Todos nacemos con el mismo potencial para ser dichosos, aunque las circunstancias en que nos desarrollemos sean infinitamente variadas. Sea cual fuere la nuestra, siempre queremos y buscamos que todo esté bien, porque así es como debería ser, ¿no? Lamentablemente, de tanto en tanto comprobamos que no es así. A pesar de que pongamos mucho de nuestra parte para ser felices, a veces suceden cosas que, como enormes barricadas, se van amontonando dentro y fuera de nosotros, impidiendo que alcancemos la tan anhelada dicha. Es entonces que debemos reaccionar y actuar con más ánimo y energía para deshacernos de las cosas negativas que se interponen en nuestro camino.

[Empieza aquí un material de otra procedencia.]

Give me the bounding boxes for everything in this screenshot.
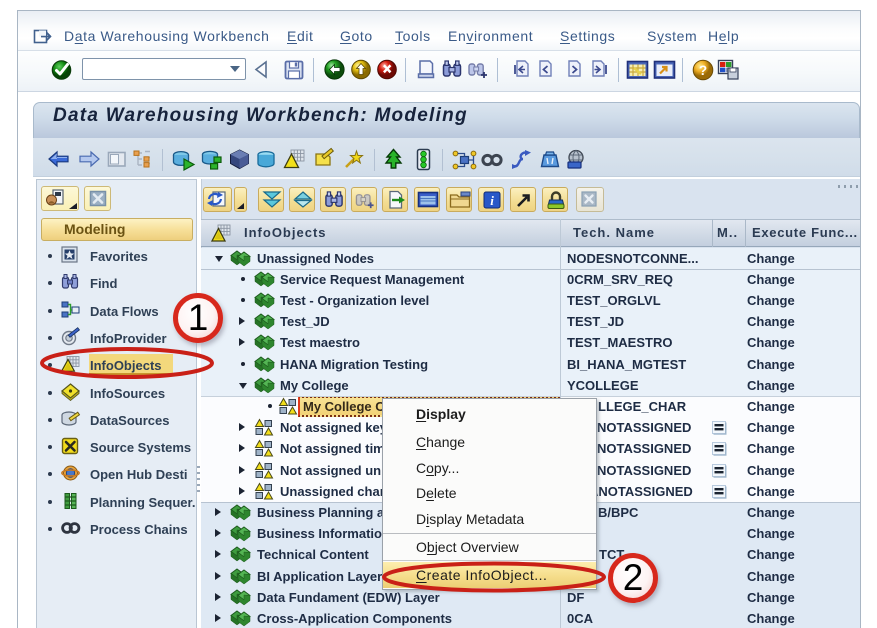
svg-text:i: i (490, 193, 494, 208)
svg-text:?: ? (699, 63, 707, 78)
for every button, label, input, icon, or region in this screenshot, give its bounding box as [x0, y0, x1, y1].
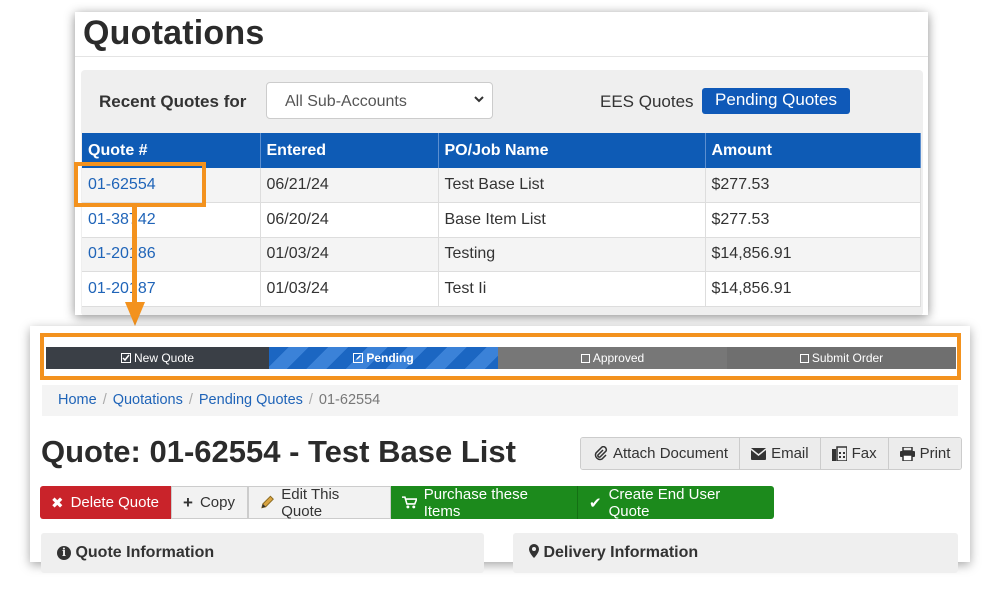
quotes-table: Quote # Entered PO/Job Name Amount 01-62… — [82, 133, 921, 307]
delivery-information-header: Delivery Information — [513, 533, 958, 573]
table-row: 01-20187 01/03/24 Test Ii $14,856.91 — [82, 271, 921, 307]
step-new-quote[interactable]: New Quote — [46, 347, 269, 369]
step-label: New Quote — [133, 351, 195, 365]
arrow-down-icon — [125, 302, 145, 326]
step-pending[interactable]: Pending — [269, 347, 498, 369]
fax-icon — [831, 446, 847, 461]
copy-button[interactable]: + Copy — [171, 486, 248, 519]
table-cell: Test Ii — [438, 271, 706, 307]
delivery-information-label: Delivery Information — [543, 544, 699, 561]
table-cell: $14,856.91 — [705, 237, 921, 272]
map-marker-icon — [529, 544, 539, 558]
close-icon: ✖ — [51, 494, 64, 512]
attach-document-button[interactable]: Attach Document — [581, 438, 741, 469]
breadcrumb-home[interactable]: Home — [58, 392, 97, 408]
quote-actions: ✖ Delete Quote + Copy Edit This Quote Pu… — [40, 486, 774, 519]
step-approved[interactable]: Approved — [498, 347, 727, 369]
arrow-line — [132, 206, 137, 306]
table-row: 01-38742 06/20/24 Base Item List $277.53 — [82, 202, 921, 238]
step-label: Pending — [366, 351, 414, 365]
checkbox-empty-icon — [580, 353, 590, 363]
table-cell: 06/20/24 — [260, 202, 439, 238]
email-button[interactable]: Email — [740, 438, 821, 469]
attach-document-label: Attach Document — [613, 445, 729, 462]
quote-information-header: i Quote Information — [41, 533, 484, 573]
table-header-row: Quote # Entered PO/Job Name Amount — [82, 133, 921, 168]
fax-label: Fax — [851, 445, 877, 462]
subaccount-select[interactable]: All Sub-Accounts — [266, 82, 493, 119]
quote-title: Quote: 01-62554 - Test Base List — [41, 434, 516, 469]
checkbox-checked-icon — [120, 353, 131, 363]
subaccount-select-value: All Sub-Accounts — [285, 93, 407, 110]
tab-pending-quotes[interactable]: Pending Quotes — [702, 88, 850, 114]
edit-quote-button[interactable]: Edit This Quote — [248, 486, 391, 519]
step-submit-order[interactable]: Submit Order — [727, 347, 956, 369]
cart-icon — [402, 496, 417, 509]
copy-label: Copy — [199, 494, 235, 511]
recent-quotes-label: Recent Quotes for — [99, 92, 247, 111]
info-icon: i — [57, 546, 71, 560]
quote-number-link[interactable]: 01-20187 — [82, 271, 261, 307]
breadcrumb-pending-quotes[interactable]: Pending Quotes — [199, 392, 303, 408]
highlight-callout — [74, 162, 206, 207]
table-cell: 01/03/24 — [260, 237, 439, 272]
breadcrumb-current: 01-62554 — [318, 392, 381, 408]
check-icon: ✔ — [589, 494, 602, 512]
table-cell: $277.53 — [705, 168, 921, 203]
delete-quote-button[interactable]: ✖ Delete Quote — [40, 486, 171, 519]
paperclip-icon — [594, 445, 608, 460]
table-cell: 01/03/24 — [260, 271, 439, 307]
column-header[interactable]: Amount — [705, 133, 921, 168]
table-cell: $14,856.91 — [705, 271, 921, 307]
tab-ees-quotes[interactable]: EES Quotes — [600, 92, 694, 112]
progress-steps: New Quote Pending Approved Submit Order — [46, 347, 956, 369]
breadcrumb: Home / Quotations / Pending Quotes/01-62554 — [42, 385, 958, 416]
fax-button[interactable]: Fax — [820, 438, 889, 469]
chevron-down-icon — [474, 96, 484, 103]
step-label: Approved — [592, 351, 645, 365]
page-title: Quotations — [83, 14, 265, 52]
table-row: 01-62554 06/21/24 Test Base List $277.53 — [82, 168, 921, 203]
table-cell: Base Item List — [438, 202, 706, 238]
quote-information-label: Quote Information — [75, 544, 215, 561]
pencil-icon — [261, 495, 274, 509]
table-cell: Testing — [438, 237, 706, 272]
edit-icon — [353, 353, 364, 363]
purchase-items-label: Purchase these Items — [423, 486, 528, 519]
checkbox-empty-icon — [799, 353, 809, 363]
document-toolbar: Attach Document Email Fax Print — [580, 437, 963, 470]
envelope-icon — [751, 447, 767, 460]
print-button[interactable]: Print — [888, 438, 962, 469]
column-header[interactable]: PO/Job Name — [438, 133, 706, 168]
create-end-user-quote-button[interactable]: ✔ Create End User Quote — [578, 486, 774, 519]
table-cell: 06/21/24 — [260, 168, 439, 203]
print-label: Print — [919, 445, 951, 462]
quote-number-link[interactable]: 01-20186 — [82, 237, 261, 272]
table-row: 01-20186 01/03/24 Testing $14,856.91 — [82, 237, 921, 272]
email-label: Email — [771, 445, 809, 462]
quote-number-link[interactable]: 01-38742 — [82, 202, 261, 238]
printer-icon — [899, 446, 915, 461]
divider — [75, 56, 928, 57]
edit-quote-label: Edit This Quote — [281, 486, 340, 519]
create-end-user-quote-label: Create End User Quote — [608, 486, 721, 519]
breadcrumb-quotations[interactable]: Quotations — [113, 392, 183, 408]
table-cell: $277.53 — [705, 202, 921, 238]
step-label: Submit Order — [811, 351, 884, 365]
plus-icon: + — [183, 492, 193, 512]
column-header[interactable]: Entered — [260, 133, 439, 168]
purchase-items-button[interactable]: Purchase these Items — [391, 486, 578, 519]
table-cell: Test Base List — [438, 168, 706, 203]
delete-quote-label: Delete Quote — [70, 494, 159, 511]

Concibo la felicidad como un estado espiritual; todos la llevamos dentro, tan sólo debemos activarla para que se muestre en su máximo esplendor. Somos felices cuando nos sentimos satisfechos por algún logro, cuando nos complace poseer o disfrutar alguna cosa o situación. La tranquilidad es uno de los elementos que más contribuye a nuestra felicidad. La salud es otro, igual que el amor. Si nos sentimos sanos, en paz y contentos, muy probablemente no nos haga falta mucho más para percatarnos de que somos felices. Entonces, pasamos el interruptor y dejamos que la felicidad nos inunde y se desborde por nuestros ojos, boca, piel, cabello, músculos, voz y alma.

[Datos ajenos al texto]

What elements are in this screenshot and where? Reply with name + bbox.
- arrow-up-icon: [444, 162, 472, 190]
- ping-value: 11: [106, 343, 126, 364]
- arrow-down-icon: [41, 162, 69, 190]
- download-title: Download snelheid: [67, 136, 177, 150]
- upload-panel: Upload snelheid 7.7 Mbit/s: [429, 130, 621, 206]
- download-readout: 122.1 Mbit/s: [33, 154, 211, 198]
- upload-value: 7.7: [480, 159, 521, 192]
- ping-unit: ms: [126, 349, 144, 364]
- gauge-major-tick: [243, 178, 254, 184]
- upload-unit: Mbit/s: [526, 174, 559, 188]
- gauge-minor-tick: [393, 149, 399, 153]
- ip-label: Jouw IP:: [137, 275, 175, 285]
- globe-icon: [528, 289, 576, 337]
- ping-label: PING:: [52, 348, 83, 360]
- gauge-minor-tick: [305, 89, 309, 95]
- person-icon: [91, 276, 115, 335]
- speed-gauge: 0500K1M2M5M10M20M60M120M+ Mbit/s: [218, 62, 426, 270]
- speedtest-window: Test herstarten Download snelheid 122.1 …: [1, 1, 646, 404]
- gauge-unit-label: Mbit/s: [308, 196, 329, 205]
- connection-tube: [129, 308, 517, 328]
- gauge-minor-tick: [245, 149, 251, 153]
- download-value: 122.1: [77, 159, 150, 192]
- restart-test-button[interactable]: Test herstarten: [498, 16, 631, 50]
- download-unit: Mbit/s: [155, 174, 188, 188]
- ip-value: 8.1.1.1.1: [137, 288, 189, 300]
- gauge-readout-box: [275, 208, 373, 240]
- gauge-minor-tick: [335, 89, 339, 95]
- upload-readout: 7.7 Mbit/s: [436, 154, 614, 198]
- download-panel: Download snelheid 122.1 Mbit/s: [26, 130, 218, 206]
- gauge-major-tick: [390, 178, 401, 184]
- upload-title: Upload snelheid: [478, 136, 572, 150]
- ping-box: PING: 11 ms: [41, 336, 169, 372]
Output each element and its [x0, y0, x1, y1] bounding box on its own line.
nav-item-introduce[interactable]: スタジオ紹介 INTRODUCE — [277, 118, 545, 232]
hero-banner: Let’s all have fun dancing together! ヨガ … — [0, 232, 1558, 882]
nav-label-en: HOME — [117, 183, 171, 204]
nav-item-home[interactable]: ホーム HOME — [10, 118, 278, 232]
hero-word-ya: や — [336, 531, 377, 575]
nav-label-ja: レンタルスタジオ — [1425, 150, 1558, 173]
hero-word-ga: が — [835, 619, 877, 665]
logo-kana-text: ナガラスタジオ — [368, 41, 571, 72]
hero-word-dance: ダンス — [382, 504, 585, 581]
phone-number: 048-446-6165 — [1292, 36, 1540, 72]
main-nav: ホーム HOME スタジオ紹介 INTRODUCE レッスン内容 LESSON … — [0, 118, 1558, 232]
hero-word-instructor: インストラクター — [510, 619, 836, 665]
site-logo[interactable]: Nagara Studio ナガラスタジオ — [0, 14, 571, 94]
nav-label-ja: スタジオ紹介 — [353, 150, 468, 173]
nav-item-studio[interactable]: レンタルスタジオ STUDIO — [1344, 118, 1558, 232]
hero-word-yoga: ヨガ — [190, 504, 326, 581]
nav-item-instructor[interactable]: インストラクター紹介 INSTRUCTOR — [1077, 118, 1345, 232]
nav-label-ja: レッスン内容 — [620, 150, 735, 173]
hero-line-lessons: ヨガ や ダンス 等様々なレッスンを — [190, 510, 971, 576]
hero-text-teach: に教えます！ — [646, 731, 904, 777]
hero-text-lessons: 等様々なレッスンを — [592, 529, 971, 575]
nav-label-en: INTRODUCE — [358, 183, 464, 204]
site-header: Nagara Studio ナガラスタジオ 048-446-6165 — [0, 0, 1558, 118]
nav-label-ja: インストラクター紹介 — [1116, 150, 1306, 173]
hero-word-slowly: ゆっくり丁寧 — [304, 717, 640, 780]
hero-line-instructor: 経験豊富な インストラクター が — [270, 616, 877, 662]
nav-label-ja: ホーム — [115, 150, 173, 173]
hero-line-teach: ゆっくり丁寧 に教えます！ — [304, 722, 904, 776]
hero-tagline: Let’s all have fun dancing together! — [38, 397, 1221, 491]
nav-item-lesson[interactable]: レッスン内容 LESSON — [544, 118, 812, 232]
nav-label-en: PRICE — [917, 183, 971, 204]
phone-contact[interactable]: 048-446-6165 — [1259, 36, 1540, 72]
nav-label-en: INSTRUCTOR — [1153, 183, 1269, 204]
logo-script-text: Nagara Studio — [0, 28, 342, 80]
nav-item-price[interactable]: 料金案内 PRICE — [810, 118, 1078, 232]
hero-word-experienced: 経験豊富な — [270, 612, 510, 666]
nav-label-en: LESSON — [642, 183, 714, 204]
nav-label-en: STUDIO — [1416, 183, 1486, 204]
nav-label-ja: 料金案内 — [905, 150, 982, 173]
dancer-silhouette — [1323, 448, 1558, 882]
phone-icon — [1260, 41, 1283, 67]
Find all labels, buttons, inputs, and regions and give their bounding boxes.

Cuando somos felices de pronto nos damos cuenta de la existencia de tantas cosas bellas que nos rodean e instintivamente suspiramos. Comenzamos a respirar muy hondo para incorporar en nosotros todo aquello que disfrutamos y nos hace bien, lo dejamos dentro por unos momentos para que nos llene e impregne nuestra alma y luego lo dejamos salir de golpe para que regrese donde estaba y nos siga envolviendo y abrigando. Al recordar un sueño bonito también suspiramos y muchas veces sonreímos. En todo caso, cuando somos felices se nos nota, y eso es bueno porque podemos contagiar a los demás, aunque sea por un rato.

Me siento feliz cuando hago sonreír a alguien; más aún si logro hacerlo reír. Y si ese alguien es un desconocido, mi felicidad se multiplica. Aquí en Puerto Rico es fácil hacer reír a la gente, tal vez porque los boricuas son más tranquilos y tienen buen humor. En las calles se siente la buena disposición y la alegría de la gran mayoría, cosa que en otros países lamentablemente se ha perdido. Los puertorriqueños son educados y tienen esa paciencia isleña que tanto bien les hace para sobrellevar la rutina del diario vivir con sus altos y bajos.

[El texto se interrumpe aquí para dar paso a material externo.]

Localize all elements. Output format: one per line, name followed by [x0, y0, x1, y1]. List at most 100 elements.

Me encanta comprobar que la gente se respeta entre sí a pesar de cualquier diferencia que pueda existir, dirigiéndose al otro sin odios ni rencores infundados. Poder hablar con alguien y que no me respondan de mala manera es algo muy agradable; y que las conversaciones sean a un volumen bajo es extremadamente cómodo, lo admito. Todo es apacible aquí, incluso el tono de voz del boricua. Definitivamente, es fácil acostumbrarse a las cosas buenas que no encontramos en otras partes.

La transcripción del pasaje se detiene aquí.